Insurance coverage is not something which comes to mind when thinking about trade secret misappropriation. In fact, since this blog was started in 2009, I cannot recall a single post about an insurance coverage issue.
That being said, one of the first things prudent defense counsel will do when a client is sued for alleged trade secret misappropriation is to instruct their client to notify their insurance carrier and inquire as to whether there is coverage for some or all of the claims. Sometimes there is; sometimes there isn’t. However, the prudent course of action is always to play it safe and ask.
In a recent decision issued by Judge Dow in the U.S. District Court for the Northern District of Illinois, Sentinel Insurance Company, LTD v. Yorktown Industries, Inc., the defendant in what seems to have been a garden variety trade secrets misappropriation case – Yorktown — demanded that its insurance carrier defend and indemnify it under its insurance policies. The carrier denied coverage and denied having any duty to defend, and then brought a declaratory judgment action seeking vindication for its position.
In the underlying lawsuit for which coverage and a defense was requested, Yorktown was sued for violation of the Uniform Trade Secrets Act, intentional interference with contractual relations, intentional interference with prospective business advantage, unfair competition, and civil conspiracy (i.e., claims commonly seen in these types of cases).
Yorktown requested indemnification under an insurance policy which provided coverage for claims for, among other things, “personal and advertising injury.” Yorktown’s argument was premised on the fact that it had been accused of stealing another’s “advertising idea.”

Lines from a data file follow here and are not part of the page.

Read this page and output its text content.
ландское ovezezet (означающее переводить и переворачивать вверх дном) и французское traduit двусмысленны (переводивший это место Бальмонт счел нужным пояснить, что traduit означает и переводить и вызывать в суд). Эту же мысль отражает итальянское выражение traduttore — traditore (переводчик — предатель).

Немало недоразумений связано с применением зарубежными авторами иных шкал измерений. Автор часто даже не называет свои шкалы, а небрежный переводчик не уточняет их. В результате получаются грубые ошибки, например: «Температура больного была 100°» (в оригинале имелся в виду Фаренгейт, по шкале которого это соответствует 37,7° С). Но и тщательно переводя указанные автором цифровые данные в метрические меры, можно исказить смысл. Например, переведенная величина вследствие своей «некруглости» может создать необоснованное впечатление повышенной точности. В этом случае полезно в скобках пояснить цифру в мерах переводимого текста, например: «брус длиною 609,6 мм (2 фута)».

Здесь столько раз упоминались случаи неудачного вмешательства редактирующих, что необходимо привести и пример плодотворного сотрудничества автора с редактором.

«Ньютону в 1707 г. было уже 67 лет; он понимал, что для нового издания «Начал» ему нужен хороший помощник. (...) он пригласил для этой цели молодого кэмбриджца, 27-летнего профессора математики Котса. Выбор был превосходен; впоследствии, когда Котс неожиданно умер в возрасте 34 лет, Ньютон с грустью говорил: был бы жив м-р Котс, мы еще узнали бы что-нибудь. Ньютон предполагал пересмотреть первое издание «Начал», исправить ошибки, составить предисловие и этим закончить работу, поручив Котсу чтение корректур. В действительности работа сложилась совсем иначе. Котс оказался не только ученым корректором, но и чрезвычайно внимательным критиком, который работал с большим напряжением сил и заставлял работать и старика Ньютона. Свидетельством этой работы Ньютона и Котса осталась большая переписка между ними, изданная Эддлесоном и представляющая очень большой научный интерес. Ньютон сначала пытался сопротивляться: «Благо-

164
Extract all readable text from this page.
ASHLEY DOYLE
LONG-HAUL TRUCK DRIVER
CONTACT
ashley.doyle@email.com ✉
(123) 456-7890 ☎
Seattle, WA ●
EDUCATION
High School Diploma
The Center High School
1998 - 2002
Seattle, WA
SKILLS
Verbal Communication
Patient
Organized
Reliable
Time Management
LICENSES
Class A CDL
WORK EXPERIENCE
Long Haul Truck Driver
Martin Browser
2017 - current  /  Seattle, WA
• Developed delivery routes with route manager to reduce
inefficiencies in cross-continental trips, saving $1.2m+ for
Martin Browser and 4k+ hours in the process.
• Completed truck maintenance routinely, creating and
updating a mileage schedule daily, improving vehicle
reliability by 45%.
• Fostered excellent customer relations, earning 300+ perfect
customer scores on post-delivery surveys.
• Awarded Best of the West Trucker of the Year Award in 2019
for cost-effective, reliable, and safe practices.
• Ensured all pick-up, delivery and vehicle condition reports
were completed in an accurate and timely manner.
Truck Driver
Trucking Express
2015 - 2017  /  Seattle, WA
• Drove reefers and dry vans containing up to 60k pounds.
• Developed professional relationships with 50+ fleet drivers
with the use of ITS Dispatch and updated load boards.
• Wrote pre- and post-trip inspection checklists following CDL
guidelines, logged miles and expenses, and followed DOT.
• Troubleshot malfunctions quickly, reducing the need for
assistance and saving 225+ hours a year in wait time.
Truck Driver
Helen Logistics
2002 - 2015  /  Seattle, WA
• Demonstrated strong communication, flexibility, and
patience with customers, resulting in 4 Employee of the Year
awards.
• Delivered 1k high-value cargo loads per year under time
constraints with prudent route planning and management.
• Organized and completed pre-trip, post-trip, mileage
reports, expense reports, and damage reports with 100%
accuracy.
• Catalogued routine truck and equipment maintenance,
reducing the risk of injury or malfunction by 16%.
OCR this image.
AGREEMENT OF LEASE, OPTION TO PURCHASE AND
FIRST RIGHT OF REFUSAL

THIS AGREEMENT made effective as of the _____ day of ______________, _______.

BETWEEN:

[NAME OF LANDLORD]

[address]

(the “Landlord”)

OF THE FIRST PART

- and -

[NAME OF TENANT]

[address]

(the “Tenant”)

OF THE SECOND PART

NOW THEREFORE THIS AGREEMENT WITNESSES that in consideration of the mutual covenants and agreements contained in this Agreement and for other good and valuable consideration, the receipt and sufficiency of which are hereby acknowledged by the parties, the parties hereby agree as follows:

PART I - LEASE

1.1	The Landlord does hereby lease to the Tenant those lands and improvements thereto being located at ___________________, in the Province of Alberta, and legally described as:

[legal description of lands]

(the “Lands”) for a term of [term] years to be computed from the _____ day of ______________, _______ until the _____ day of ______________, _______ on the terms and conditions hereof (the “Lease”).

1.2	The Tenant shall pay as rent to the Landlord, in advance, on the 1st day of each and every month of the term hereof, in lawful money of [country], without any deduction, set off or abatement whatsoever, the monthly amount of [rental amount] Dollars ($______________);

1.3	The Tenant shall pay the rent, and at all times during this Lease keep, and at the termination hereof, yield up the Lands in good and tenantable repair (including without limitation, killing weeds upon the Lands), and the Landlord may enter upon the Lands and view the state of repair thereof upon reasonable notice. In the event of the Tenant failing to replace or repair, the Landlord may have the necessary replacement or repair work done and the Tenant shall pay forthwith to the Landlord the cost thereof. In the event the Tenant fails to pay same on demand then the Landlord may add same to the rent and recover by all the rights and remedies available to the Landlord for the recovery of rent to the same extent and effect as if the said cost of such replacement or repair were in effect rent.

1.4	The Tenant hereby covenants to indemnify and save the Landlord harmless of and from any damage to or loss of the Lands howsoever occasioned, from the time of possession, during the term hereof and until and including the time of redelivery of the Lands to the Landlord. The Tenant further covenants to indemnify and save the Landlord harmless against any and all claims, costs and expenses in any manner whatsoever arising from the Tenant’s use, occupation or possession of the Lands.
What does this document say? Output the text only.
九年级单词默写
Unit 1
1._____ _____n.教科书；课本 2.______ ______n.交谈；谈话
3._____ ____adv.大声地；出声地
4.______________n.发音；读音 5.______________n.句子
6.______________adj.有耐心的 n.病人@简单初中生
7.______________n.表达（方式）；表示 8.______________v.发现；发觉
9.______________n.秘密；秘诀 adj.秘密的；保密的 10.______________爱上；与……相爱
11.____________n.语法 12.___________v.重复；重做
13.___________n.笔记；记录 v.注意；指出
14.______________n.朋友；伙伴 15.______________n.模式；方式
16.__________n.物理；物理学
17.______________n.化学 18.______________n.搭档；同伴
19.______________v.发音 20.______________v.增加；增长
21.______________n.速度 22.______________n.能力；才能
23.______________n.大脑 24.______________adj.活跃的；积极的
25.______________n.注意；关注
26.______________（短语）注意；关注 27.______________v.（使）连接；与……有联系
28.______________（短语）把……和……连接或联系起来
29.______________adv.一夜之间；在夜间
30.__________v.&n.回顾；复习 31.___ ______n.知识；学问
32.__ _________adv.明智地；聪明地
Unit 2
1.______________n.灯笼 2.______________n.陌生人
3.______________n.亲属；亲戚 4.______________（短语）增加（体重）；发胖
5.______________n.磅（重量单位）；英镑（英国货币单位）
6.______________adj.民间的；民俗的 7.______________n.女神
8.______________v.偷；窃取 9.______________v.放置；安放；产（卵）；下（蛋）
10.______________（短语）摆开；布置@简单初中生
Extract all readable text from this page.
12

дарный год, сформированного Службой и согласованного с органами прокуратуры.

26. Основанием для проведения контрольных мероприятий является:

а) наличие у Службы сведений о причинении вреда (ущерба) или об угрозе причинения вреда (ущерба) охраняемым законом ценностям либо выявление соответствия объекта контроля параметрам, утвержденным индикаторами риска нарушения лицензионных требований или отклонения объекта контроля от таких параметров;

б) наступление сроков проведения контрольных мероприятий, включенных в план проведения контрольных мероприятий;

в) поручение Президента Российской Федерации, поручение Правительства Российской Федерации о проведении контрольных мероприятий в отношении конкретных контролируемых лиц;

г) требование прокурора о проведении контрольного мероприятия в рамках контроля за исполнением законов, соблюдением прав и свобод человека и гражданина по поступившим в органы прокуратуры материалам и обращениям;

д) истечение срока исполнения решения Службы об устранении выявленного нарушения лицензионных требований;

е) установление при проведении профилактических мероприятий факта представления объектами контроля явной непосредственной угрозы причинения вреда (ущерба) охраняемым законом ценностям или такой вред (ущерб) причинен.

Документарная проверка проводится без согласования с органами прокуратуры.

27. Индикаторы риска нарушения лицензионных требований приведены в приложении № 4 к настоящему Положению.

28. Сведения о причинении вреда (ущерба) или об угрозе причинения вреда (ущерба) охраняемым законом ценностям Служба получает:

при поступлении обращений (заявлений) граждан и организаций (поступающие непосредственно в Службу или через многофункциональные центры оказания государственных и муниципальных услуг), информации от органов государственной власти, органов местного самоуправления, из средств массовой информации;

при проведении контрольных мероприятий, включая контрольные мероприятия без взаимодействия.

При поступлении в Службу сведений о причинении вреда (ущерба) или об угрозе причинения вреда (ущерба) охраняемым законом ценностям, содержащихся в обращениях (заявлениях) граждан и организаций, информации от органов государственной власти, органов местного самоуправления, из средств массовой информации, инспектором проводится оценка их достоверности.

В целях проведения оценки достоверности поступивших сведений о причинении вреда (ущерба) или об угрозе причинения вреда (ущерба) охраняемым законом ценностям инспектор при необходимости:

Judge Dow made short work of this claim, holding that Yorktown had merely been accused of stealing a customer list and sales information and wrongly using that information, and that this alleged misconduct did not amount to an allegation that Yorktown copied an “advertising idea” or copied trade secrets in an advertisement. Additionally, among other things, Judge Dow noted that the policy contained an express exclusion for claims predicated on the alleged misappropriation of a trade secret.
In these types of disputes, a common instance in which there may be coverage is where a breach of fiduciary duty is alleged, or where there is a claim against a director or officer and a “D & O” policy is implicated. Here, there was no mention of such claims.
While Yorktown came up short before Judge Dow, the prudent course of action in every trade secrets case is to notify the carrier and inquire about coverage. Because insurance policies (and lawsuits) come in all sizes and shapes, sometimes there is coverage; sometimes there isn’t.